I was an engineer, then I was a musician. But was I really ever an engineer?

I thought I hated CMU (my alma matter) when I went there. 

I thought that the STEM students were more robotic than the robots they’d build. I resented this. 

I thought the programs within the institution were part of an assembly line to mass produce [high quality] people who’d end up paid super well working as a cog in a bigger machine. I resented this. 

I thought that all of the students were so dead set on having the right answers that they never thought about what it meant to take the test in the first place. They’d work to get high scores on exams and move on to complaining more about the upcoming exam. There was no perspective on the greater picture.
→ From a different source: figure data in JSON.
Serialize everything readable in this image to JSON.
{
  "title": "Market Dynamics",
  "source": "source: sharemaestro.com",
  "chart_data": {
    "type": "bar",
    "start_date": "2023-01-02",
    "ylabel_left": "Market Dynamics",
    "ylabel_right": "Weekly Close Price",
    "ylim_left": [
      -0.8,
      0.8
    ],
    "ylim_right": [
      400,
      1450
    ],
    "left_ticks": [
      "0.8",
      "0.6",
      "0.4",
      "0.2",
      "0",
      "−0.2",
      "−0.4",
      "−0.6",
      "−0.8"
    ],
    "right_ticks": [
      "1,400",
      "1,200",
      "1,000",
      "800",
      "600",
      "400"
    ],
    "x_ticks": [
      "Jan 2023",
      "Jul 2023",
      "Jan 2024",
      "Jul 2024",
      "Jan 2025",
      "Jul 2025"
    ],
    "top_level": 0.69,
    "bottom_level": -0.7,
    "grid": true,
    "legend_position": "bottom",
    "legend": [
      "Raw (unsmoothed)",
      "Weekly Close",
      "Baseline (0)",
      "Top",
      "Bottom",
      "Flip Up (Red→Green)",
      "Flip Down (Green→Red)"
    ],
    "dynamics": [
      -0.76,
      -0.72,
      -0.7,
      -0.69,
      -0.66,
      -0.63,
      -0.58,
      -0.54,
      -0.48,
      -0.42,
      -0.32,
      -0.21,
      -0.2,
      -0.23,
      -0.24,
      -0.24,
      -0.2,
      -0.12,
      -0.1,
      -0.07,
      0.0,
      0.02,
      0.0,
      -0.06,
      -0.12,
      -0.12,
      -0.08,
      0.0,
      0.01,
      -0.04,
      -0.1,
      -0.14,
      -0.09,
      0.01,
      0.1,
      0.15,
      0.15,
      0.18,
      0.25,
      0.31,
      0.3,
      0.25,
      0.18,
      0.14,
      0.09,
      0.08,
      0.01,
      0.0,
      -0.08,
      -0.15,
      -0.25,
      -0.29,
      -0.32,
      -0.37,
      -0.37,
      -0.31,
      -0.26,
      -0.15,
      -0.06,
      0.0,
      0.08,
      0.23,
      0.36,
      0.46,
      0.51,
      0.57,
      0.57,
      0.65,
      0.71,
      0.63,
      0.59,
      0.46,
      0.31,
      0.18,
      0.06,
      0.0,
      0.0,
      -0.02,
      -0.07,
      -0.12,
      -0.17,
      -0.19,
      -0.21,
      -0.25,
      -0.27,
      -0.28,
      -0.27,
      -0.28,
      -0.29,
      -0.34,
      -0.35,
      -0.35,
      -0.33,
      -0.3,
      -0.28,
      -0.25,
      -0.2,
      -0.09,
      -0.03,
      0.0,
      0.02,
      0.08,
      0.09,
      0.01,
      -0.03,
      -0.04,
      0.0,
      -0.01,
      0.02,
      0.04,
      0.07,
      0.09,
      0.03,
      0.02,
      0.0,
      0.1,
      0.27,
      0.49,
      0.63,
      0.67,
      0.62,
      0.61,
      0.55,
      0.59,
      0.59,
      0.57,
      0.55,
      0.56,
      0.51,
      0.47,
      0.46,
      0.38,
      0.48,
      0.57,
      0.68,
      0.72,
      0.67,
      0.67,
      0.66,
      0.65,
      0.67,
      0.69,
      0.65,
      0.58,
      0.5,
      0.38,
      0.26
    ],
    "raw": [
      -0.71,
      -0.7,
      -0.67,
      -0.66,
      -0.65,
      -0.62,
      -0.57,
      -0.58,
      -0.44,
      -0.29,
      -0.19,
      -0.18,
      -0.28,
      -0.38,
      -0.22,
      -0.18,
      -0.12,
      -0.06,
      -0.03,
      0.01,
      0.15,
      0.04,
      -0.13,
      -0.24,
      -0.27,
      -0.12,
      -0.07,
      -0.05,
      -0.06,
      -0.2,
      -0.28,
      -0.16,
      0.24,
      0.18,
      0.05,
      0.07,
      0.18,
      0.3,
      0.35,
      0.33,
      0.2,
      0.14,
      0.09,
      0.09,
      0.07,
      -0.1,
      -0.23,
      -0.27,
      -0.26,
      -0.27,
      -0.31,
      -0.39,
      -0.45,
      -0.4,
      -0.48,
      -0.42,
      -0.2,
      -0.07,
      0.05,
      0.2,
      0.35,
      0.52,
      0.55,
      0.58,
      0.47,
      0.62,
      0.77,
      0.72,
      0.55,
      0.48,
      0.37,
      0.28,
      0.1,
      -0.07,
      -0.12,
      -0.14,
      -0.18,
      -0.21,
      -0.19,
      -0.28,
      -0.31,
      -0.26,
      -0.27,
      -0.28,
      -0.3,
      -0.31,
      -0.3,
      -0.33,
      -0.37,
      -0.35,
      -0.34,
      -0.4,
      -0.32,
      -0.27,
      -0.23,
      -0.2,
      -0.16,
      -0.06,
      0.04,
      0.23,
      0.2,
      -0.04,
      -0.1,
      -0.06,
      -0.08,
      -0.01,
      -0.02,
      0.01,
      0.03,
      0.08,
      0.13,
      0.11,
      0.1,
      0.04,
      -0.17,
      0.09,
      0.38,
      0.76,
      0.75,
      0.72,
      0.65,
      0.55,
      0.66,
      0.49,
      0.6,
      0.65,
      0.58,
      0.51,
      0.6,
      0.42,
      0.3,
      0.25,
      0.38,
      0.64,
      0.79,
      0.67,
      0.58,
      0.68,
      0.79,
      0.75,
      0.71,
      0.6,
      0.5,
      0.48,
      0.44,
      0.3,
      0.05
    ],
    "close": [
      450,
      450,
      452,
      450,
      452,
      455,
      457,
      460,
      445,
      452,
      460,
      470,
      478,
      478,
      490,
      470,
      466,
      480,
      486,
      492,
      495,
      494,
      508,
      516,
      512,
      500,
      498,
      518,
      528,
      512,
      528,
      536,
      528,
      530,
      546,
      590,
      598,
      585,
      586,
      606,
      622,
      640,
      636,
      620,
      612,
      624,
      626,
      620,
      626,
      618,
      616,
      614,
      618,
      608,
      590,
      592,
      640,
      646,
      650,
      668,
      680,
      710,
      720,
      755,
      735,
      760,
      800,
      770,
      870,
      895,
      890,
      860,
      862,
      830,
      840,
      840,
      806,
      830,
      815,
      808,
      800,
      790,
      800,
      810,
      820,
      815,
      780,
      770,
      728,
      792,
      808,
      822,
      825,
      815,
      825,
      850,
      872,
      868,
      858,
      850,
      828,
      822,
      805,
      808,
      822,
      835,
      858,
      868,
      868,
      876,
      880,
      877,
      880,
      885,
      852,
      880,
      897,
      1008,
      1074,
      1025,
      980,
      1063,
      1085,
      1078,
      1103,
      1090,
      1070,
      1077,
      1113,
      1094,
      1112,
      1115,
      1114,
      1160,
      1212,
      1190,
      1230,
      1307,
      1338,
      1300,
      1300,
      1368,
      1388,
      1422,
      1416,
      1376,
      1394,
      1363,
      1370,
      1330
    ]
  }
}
I resented this. 

Those who I’d cling to (and consider friends) were often on the fringes of the school, somehow disenfranchised and gawking at the world-class education they were privileged to receive in a safe environment. They were better than robots, and I didn’t resent them so much as I resented the mentalities they chose to exhibit. 

I realize now, after years of learning about myself, that I just didn’t know better. The existing social/power structure of the school likely didn’t help the situation, but I had so much hurt that I attributed to factors that were out of my control. I didn’t know that my self worth wasn’t dictated by the amount of money I made after school was done. I certainly didn’t know to look inward for my happiness.  

I didn’t know myself and I blamed it on CMU.